"Karneval" im EU-Parlament Klaus sorgt für Eklat
19.02.2009, 18:23 UhrMit einer äußerst euroskeptischen Rede hat der tschechische Präsident Vaclav Klaus im Europaparlament Buh-Rufe und deutliche Kritik auf sich gezogen. Der CSU-Abgeordnete Bernd Posselt nannte den Beitrag eine "Provinzposse eines begnadeten Selbstdarstellers". Applaus spendeten vor allem euroskeptische Abgeordnete und Vertreter der Rechtsextremen.
Vor dem in Brüssel tagenden Plenum bekräftigte Klaus seine Kritik am EU-Reformvertrag von Lissabon. Das Vertragswerk werde noch mehr Entscheidungen nach Brüssel verlagern und die Bürger noch weiter von der EU entfernen. Am Vortag hatte der Reformvertrag in Tschechien mit der Zustimmung des Unterhauses die erste Hürde genommen.
Zur Ratifizierung sind aber noch die Zustimmung des Senats und die Unterschrift des Präsidenten notwendig. Vor Journalisten ließ Klaus weiter offen, ob er seine Unterschrift unter den Vertrag setzen wird.
Der tschechische Präsident kritisierte auch, dass der Lissaboner Vertrag das Mitspracherecht des Europaparlaments stärken soll. Dies werde bestehende Übel in der EU noch verstärken, sagte Klaus. Als Beispiele nannte er "Demokratiedefizit", Mangel an Rechenschaftspflicht und Bürokratie.
Kritik übte Klaus an dem "Postulat", wonach eine immer weiter gehende europäische Integration die einzige Alternative für die EU sei. Für die EU gebe es noch andere "Varianten und Möglichkeiten", über die diskutiert werden müsse. Tschechien hat Anfang des Jahres für sechs Monate den EU-Vorsitz übernommen. Für die EU-Politik ist in Prag aber nicht der Staatschef zuständig, sondern die Regierung.
Der CSU-Politiker Posselt sagte, Klaus spiele leider nach einem "nationalistischen Libretto aus dem 19. Jahrhundert". Die Grünen schlugen vor, Klaus einen Karnevalsorden "für den besten Provokateur" zu verleihen.

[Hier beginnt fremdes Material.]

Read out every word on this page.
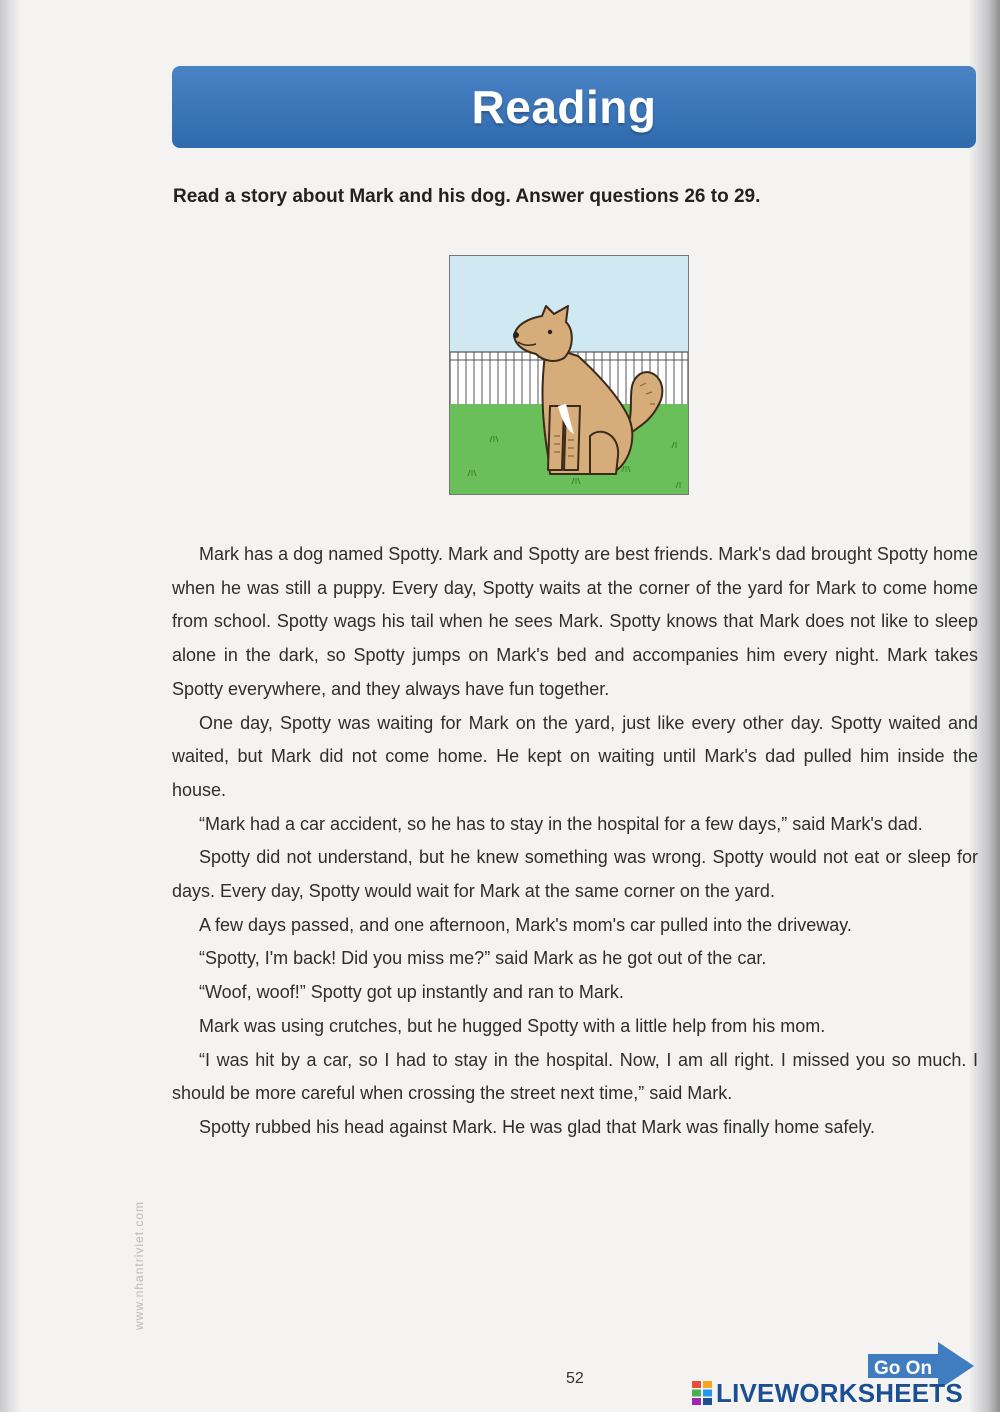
Reading
Read a story about Mark and his dog. Answer questions 26 to 29.

Mark has a dog named Spotty. Mark and Spotty are best friends. Mark's dad brought Spotty home when he was still a puppy. Every day, Spotty waits at the corner of the yard for Mark to come home from school. Spotty wags his tail when he sees Mark. Spotty knows that Mark does not like to sleep alone in the dark, so Spotty jumps on Mark's bed and accompanies him every night. Mark takes Spotty everywhere, and they always have fun together.

One day, Spotty was waiting for Mark on the yard, just like every other day. Spotty waited and waited, but Mark did not come home. He kept on waiting until Mark's dad pulled him inside the house.

“Mark had a car accident, so he has to stay in the hospital for a few days,” said Mark's dad.

Spotty did not understand, but he knew something was wrong. Spotty would not eat or sleep for days. Every day, Spotty would wait for Mark at the same corner on the yard.

A few days passed, and one afternoon, Mark's mom's car pulled into the driveway.

“Spotty, I'm back! Did you miss me?” said Mark as he got out of the car.

“Woof, woof!” Spotty got up instantly and ran to Mark.

Mark was using crutches, but he hugged Spotty with a little help from his mom.

“I was hit by a car, so I had to stay in the hospital. Now, I am all right. I missed you so much. I should be more careful when crossing the street next time,” said Mark.

Spotty rubbed his head against Mark. He was glad that Mark was finally home safely.

www.nhantriviet.com
52	Go On
LIVEWORKSHEETS
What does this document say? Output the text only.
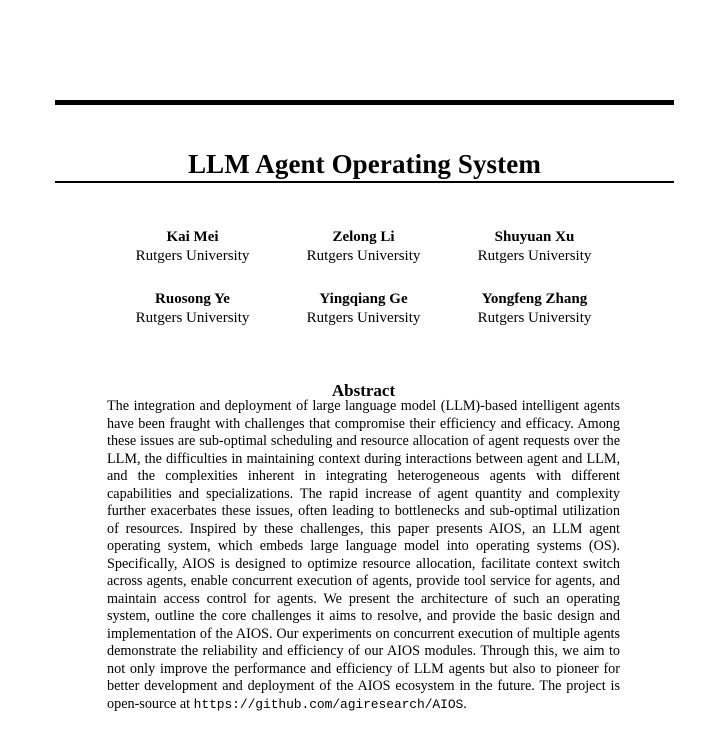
LLM Agent Operating System
Kai Mei
Rutgers University
Zelong Li
Rutgers University
Shuyuan Xu
Rutgers University
Ruosong Ye
Rutgers University
Yingqiang Ge
Rutgers University
Yongfeng Zhang
Rutgers University
Abstract
The integration and deployment of large language model (LLM)-based intelligent agents have been fraught with challenges that compromise their efficiency and efficacy. Among these issues are sub-optimal scheduling and resource allocation of agent requests over the LLM, the difficulties in maintaining context during interactions between agent and LLM, and the complexities inherent in integrating heterogeneous agents with different capabilities and specializations. The rapid increase of agent quantity and complexity further exacerbates these issues, often leading to bottlenecks and sub-optimal utilization of resources. Inspired by these challenges, this paper presents AIOS, an LLM agent operating system, which embeds large language model into operating systems (OS). Specifically, AIOS is designed to optimize resource allocation, facilitate context switch across agents, enable concurrent execution of agents, provide tool service for agents, and maintain access control for agents. We present the architecture of such an operating system, outline the core challenges it aims to resolve, and provide the basic design and implementation of the AIOS. Our experiments on concurrent execution of multiple agents demonstrate the reliability and efficiency of our AIOS modules. Through this, we aim to not only improve the performance and efficiency of LLM agents but also to pioneer for better development and deployment of the AIOS ecosystem in the future. The project is open-source at https://github.com/agiresearch/AIOS.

Der Vorsitzende des Verfassungsausschusses im Europaparlament, Jo Leinen (SPD), warf Klaus vor, die von allen Mitgliedsländern vereinbarten Grundlagen der EU abzulehnen. Er tue dies entweder aus "Ignoranz oder Arroganz". Die Rede habe gezeigt, dass der tschechische Präsident einem "nationalstaatlichen Denken des 19. Jahrhunderts" verhaftet bleibe.

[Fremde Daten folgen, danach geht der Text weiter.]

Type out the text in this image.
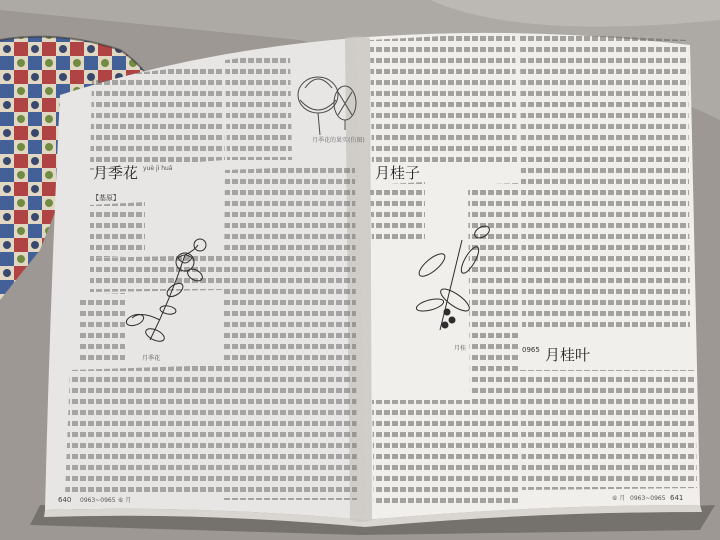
月季花的果实(仿图)
月季花 yuè jì huā
【基原】
月季花
640 0963~0965 ⑥ 月
月桂子
月桂	0965 月桂叶
⑥ 月 0963~0965 641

Auch Parlamentspräsident Hans-Gert Pöttering (CDU) wies die Kritik am Reformvertrag zurück. Heute habe das Europaparlament bei drei Viertel der EU-Gesetze ein Mitspracherecht, nach Inkrafttreten des Vertrags werde dies für "nahezu alle Bereiche" gelten. Gerade weil dies so sei, entschieden in der EU nicht die Bürokraten, sondern es entscheide das gewählte Parlament.